Big data is quickly evolving. A classic big data solution, the most common big data technology architecture in use today, relies on importing and exporting data (typically into Hadoop) via batch processes. While this has yielded tremendous business results in the form of better customer insight and predictive analysis, it is not a real time solution. It is slow.

As technology advances at an ever-increasing rate, so are best practices for big data solutions: a modern big data solution relies on real-time data processing via stream processing. A modern big data solution leverages integration with Elasticsearch, Storm, and more. It enables real-time analysis and search while meeting operational requirements. In order to enable real-time analysis and search, a modern big data solution requires a high performance NoSQL database that is scalable. The NoSQL database must fulfill operational requirements while meeting the performance requirements necessary to enable real-time analysis and search.
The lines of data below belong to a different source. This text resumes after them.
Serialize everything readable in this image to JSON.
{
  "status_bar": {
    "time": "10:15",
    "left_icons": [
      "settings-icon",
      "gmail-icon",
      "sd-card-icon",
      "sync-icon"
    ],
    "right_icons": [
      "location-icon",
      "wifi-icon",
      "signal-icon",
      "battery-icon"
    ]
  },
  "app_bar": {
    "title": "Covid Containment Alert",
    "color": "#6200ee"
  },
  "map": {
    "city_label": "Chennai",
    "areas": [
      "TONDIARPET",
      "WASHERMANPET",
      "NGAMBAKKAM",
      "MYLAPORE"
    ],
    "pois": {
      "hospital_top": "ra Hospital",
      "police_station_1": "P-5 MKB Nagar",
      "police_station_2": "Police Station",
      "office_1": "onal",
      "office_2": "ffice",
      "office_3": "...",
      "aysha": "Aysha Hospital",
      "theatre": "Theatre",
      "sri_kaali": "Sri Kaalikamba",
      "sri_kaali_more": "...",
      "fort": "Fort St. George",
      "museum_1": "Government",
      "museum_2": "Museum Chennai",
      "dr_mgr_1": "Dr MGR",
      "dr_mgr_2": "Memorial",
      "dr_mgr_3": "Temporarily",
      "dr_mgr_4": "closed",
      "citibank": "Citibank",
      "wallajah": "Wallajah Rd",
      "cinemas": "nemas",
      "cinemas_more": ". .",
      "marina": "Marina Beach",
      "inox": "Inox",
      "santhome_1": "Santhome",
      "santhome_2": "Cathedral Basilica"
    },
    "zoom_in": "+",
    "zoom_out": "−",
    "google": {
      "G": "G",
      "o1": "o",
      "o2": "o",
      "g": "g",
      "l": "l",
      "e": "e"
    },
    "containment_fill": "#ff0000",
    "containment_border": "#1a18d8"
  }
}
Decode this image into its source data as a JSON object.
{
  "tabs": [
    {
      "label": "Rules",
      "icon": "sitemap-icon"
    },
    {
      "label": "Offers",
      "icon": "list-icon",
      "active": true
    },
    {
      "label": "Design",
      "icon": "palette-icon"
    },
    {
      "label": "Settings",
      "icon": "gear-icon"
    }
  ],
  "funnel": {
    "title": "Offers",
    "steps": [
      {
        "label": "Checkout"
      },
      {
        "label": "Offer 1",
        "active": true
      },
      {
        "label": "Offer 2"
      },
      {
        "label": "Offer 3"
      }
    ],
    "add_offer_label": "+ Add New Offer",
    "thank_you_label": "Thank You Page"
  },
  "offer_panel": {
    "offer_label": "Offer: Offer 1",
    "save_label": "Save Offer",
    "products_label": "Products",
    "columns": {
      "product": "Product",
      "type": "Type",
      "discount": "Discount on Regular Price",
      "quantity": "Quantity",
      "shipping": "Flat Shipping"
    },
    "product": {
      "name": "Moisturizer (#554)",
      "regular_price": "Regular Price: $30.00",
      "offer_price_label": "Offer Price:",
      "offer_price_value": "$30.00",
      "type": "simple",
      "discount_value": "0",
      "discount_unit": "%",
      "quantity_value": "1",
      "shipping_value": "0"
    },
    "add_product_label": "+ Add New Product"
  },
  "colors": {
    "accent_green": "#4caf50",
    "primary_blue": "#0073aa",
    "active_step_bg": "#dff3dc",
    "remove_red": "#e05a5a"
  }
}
A modern big data solution is only as fast as its slowest component. That brings us to a recent announcement by Mongo and Cloudera.  While we applaud every effort to help customers understand best practices for big data architecture, we also must address which NoSQL solution is the right piece to enable a truly, fast big data architecture. A scalable, high performance NoSQL database ensures that the operational database will not be the slowest component. A NoSQL database that’s difficult to scale and relies on database wide locks will fail to leverage the potential a modern big data solution. This is the difference between MongoDB and Couchbase Server. Sure, MongoDB can be a part of classic big data solutions: these were not designed for real time analytics and don’t need the speed that a modern big data solution requires. Couchbase Server can be a part of both classic big data solutions and modern big data solutions.

A classic big data solution, which we mentioned earlier, is in use at many organizations today. It typically relies on integration with Hadoop. Couchbase Server integrates with Hadoop via a Cloudera certified Sqoop connector (link).

Matt Asay cited a classic big data use case where Hadoop analyzes the crowd and a NoSQL database interacts with the individuals. The individual interactions are fed to Hadoop and the crowd analysis is fed to the NoSQL database. For Couchbase, this isn’t just a use case. It’s a customer reference. AOL leverages Hadoop and Couchbase Server in a classic big data solution to enable intelligent advertising (link).

LivePerson leverages Hadoop, Storm and Couchbase Server in its modern big data solution (link). The LivePerson architecture leverages both batch-oriented processing and real-time processing. LivePerson considered NoSQL databases from Couchbase, MongoDB, and DataStax. However, only Couchbase Server was able to meet their high throughput requirements.